Quando lemos “A Ilíada”, encontramos a referência aos melhores cavalos de Aquiles, Balio e Xanto, provenientes das “margens do rio Oceano”. Tudo leva a crer que Homero se referia às costas atlânticas da Península Ibérica, tornadas célebres pelos seus equídeos. Do mesmo modo, Xenofonte refere-se aos cavalos ibéricos tidos como invencíveis, que combatiam na Grécia como mercenários. Segundo os mais probos estudiosos, como Ruy d’Andrade, a arte da equitação teria nascido nas planícies do Tejo, onde hoje se cria o Cavalo Lusitano. E, de acordo com a mitologia antiga, a lenda do Centauro, metade homem e metade cavalo, teria sido originada na mesma região do Tejo, onde autores árabes do tempo da conquista moura aludem à crença muito antiga de que as éguas eram fecundadas pelo vento, tal a velocidade e destreza de seus filhos. Assim, o Puro-Sangue Lusitano faz parte das mais antigas referências das culturas mediterrânicas, podendo ver-se já as suas características fundamentais nas representações das grutas do Escoural – em contraste com os garranos primitivos das montanhas, pintados em Lascaux ou Altamira.
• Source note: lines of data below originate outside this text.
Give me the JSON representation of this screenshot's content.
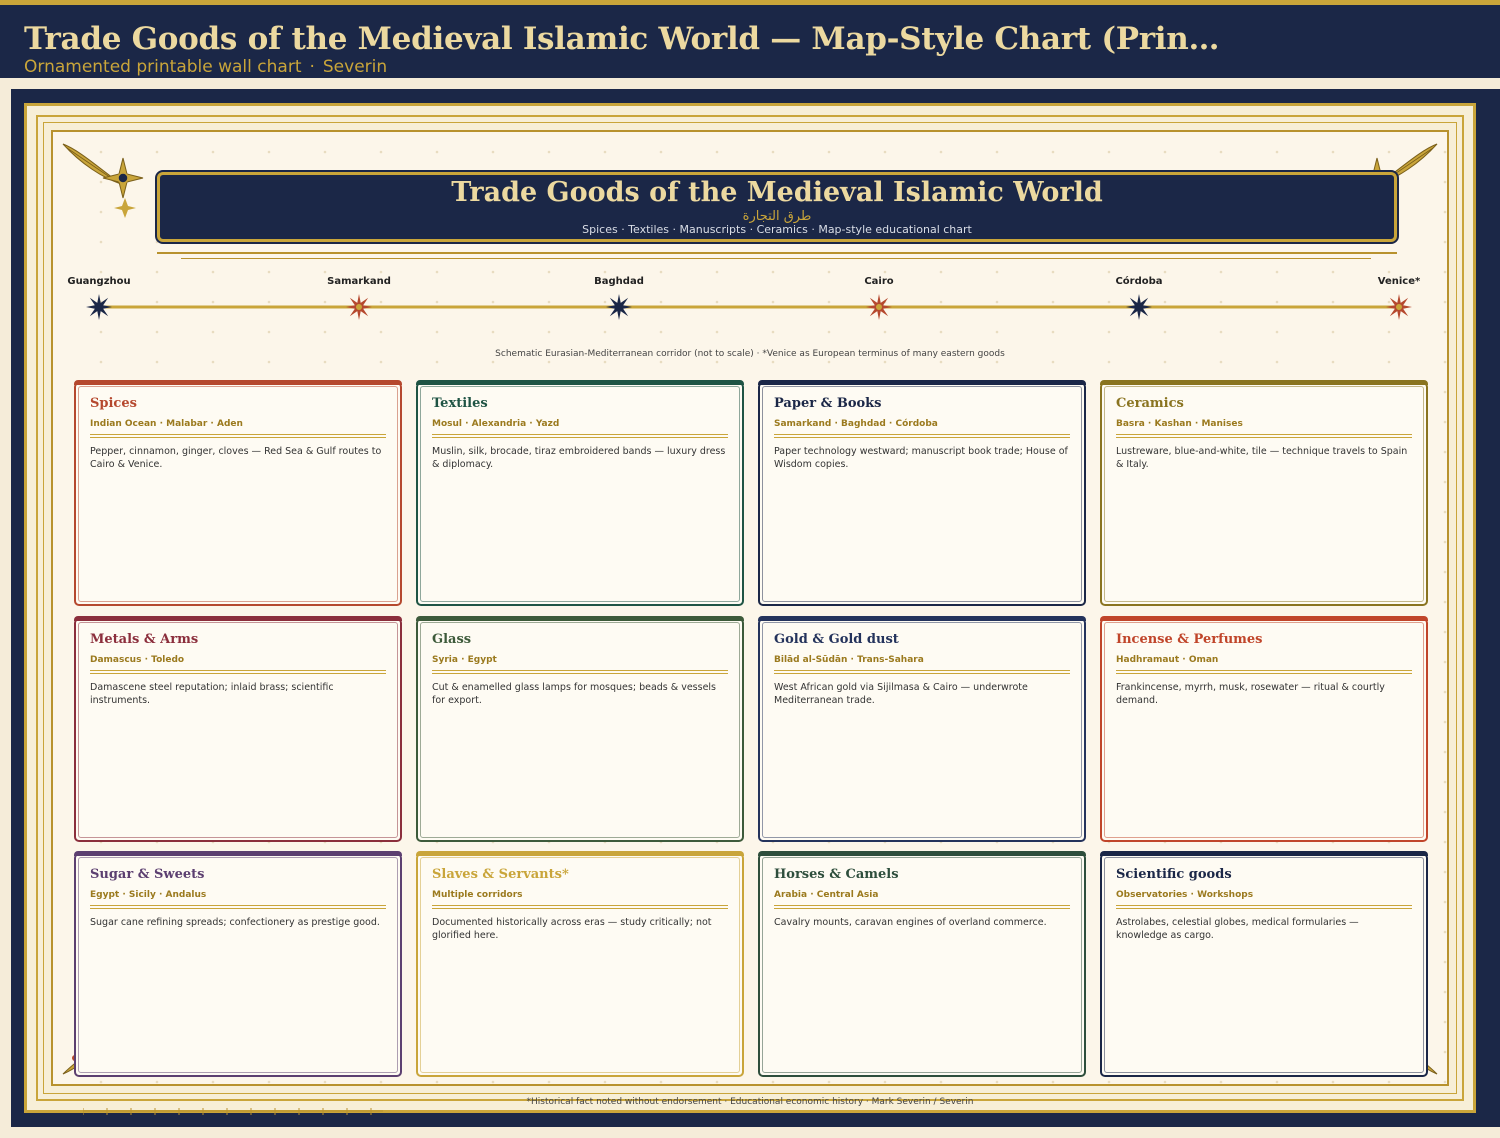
{
  "header": {
    "title": "Trade Goods of the Medieval Islamic World — Map-Style Chart (Prin…",
    "subtitle_left": "Ornamented printable wall chart",
    "subtitle_sep": "·",
    "subtitle_right": "Severin"
  },
  "banner": {
    "title": "Trade Goods of the Medieval Islamic World",
    "arabic": "طرق التجارة",
    "subtitle": "Spices · Textiles · Manuscripts · Ceramics  ·  Map-style educational chart"
  },
  "route": {
    "cities": [
      {
        "name": "Guangzhou",
        "style": "dark"
      },
      {
        "name": "Samarkand",
        "style": "red"
      },
      {
        "name": "Baghdad",
        "style": "dark"
      },
      {
        "name": "Cairo",
        "style": "red"
      },
      {
        "name": "Córdoba",
        "style": "dark"
      },
      {
        "name": "Venice*",
        "style": "red"
      }
    ],
    "note": "Schematic Eurasian-Mediterranean corridor (not to scale)  ·  *Venice as European terminus of many eastern goods"
  },
  "cards": [
    {
      "title": "Spices",
      "places": "Indian Ocean · Malabar · Aden",
      "desc": "Pepper, cinnamon, ginger, cloves — Red Sea & Gulf routes to Cairo & Venice.",
      "color": "#b5482e"
    },
    {
      "title": "Textiles",
      "places": "Mosul · Alexandria · Yazd",
      "desc": "Muslin, silk, brocade, tiraz embroidered bands — luxury dress & diplomacy.",
      "color": "#1f5444"
    },
    {
      "title": "Paper & Books",
      "places": "Samarkand · Baghdad · Córdoba",
      "desc": "Paper technology westward; manuscript book trade; House of Wisdom copies.",
      "color": "#1b2747"
    },
    {
      "title": "Ceramics",
      "places": "Basra · Kashan · Manises",
      "desc": "Lustreware, blue-and-white, tile — technique travels to Spain & Italy.",
      "color": "#8a7420"
    },
    {
      "title": "Metals & Arms",
      "places": "Damascus · Toledo",
      "desc": "Damascene steel reputation; inlaid brass; scientific instruments.",
      "color": "#8b2e3c"
    },
    {
      "title": "Glass",
      "places": "Syria · Egypt",
      "desc": "Cut & enamelled glass lamps for mosques; beads & vessels for export.",
      "color": "#3d5a3a"
    },
    {
      "title": "Gold & Gold dust",
      "places": "Bilād al-Sūdān · Trans-Sahara",
      "desc": "West African gold via Sijilmasa & Cairo — underwrote Mediterranean trade.",
      "color": "#24335c"
    },
    {
      "title": "Incense & Perfumes",
      "places": "Hadhramaut · Oman",
      "desc": "Frankincense, myrrh, musk, rosewater — ritual & courtly demand.",
      "color": "#c0452a"
    },
    {
      "title": "Sugar & Sweets",
      "places": "Egypt · Sicily · Andalus",
      "desc": "Sugar cane refining spreads; confectionery as prestige good.",
      "color": "#5c3f70"
    },
    {
      "title": "Slaves & Servants*",
      "places": "Multiple corridors",
      "desc": "Documented historically across eras — study critically; not glorified here.",
      "color": "#c9a53a"
    },
    {
      "title": "Horses & Camels",
      "places": "Arabia · Central Asia",
      "desc": "Cavalry mounts, caravan engines of overland commerce.",
      "color": "#2e4e3c"
    },
    {
      "title": "Scientific goods",
      "places": "Observatories · Workshops",
      "desc": "Astrolabes, celestial globes, medical formularies — knowledge as cargo.",
      "color": "#1b2747"
    }
  ],
  "footer": "*Historical fact noted without endorsement · Educational economic history · Mark Severin / Severin",
  "colors": {
    "navy": "#1b2747",
    "gold": "#c9a53a",
    "cream": "#fcf6ea",
    "red_star": "#b5482e"
  }
}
Depois de um momento de glória, em que os cavalos lusitanos eram requisitados para todas as cortes da Europa, pelas suas qualidades artísticas, houve um tempo que pareceu condenar à extinção tão célebre estirpe, esgotada nas campanhas napoleónicas e subalternizada pela moda do Puro-Sangue Inglês. Foi possível, porém, a recriação do cavalo lusitano já no século XX – dócil, sofredor, generoso e ardente – e é essa saga que constitui matéria-prima para o renascimento atual do Puro-Sangue Lusitano. E quando falamos de uma identidade cultural que se afirma e consolida, a propósito de um rico património equestre, estamos a referir-nos à lição fundamental da cultura portuguesa, como realidade multímoda e complexa, que apenas se enriquece quando se abre ao exterior e tem a generosidade e a inteligência de se fortalecer em diálogo com os outros, mercê das trocas, dos encontros e da capacidade de se tornar melhor.
O Puro-Sangue Lusitano é um bom símbolo da cultura portuguesa – menos caracterizada pela de adaptação e mais pela persistência, maturação e gradual afirmação própria. Importa. aliás, recordar Mestre Joaquim Miranda, o último mestre-picador da Casa Real a percorrer então a pacata cidade de Lisboa com os seus alunos, fazendo jus à velha tradição setecentista da Real Picaria … E foi a consideração das qualidades equestres do Puro-Sangue Lusitano que recuperou a ancestral tradição do cavalo de Finisterra. E não podemos esquecer Frei António das Chagas no poema dedicado ao cavalo do Conde do Sabugal, em que “na harmonia de cadências tantas, / É clave o freio, é solfa o movimento. / Ao compasso da rédea, ao instrumento do chão que tocas, /quando a vista encantas…” Ao longo das páginas que se seguem tomamos conhecimento, em testemunho direto, de uma história de amor e de persistência de cultura e de arte – sobre o puro-sangue lusitano. E voltamos a Frei António das Chagas: “Cantam teus pés e teu meneio pronto, / Nas fugas, não, nas cláusulas medido, /Mil consonâncias forma em cada ponto…” Que melhor elogio poderemos ter da harmonia e da destreza, da fidelidade e da nobreza? Bruno Caseirão em “O Cavalo Lusitano – Tradição, Cultura e Património Equestre” ilustra bem a história muito rica dessa heroica estirpe de equídeos ibéricos.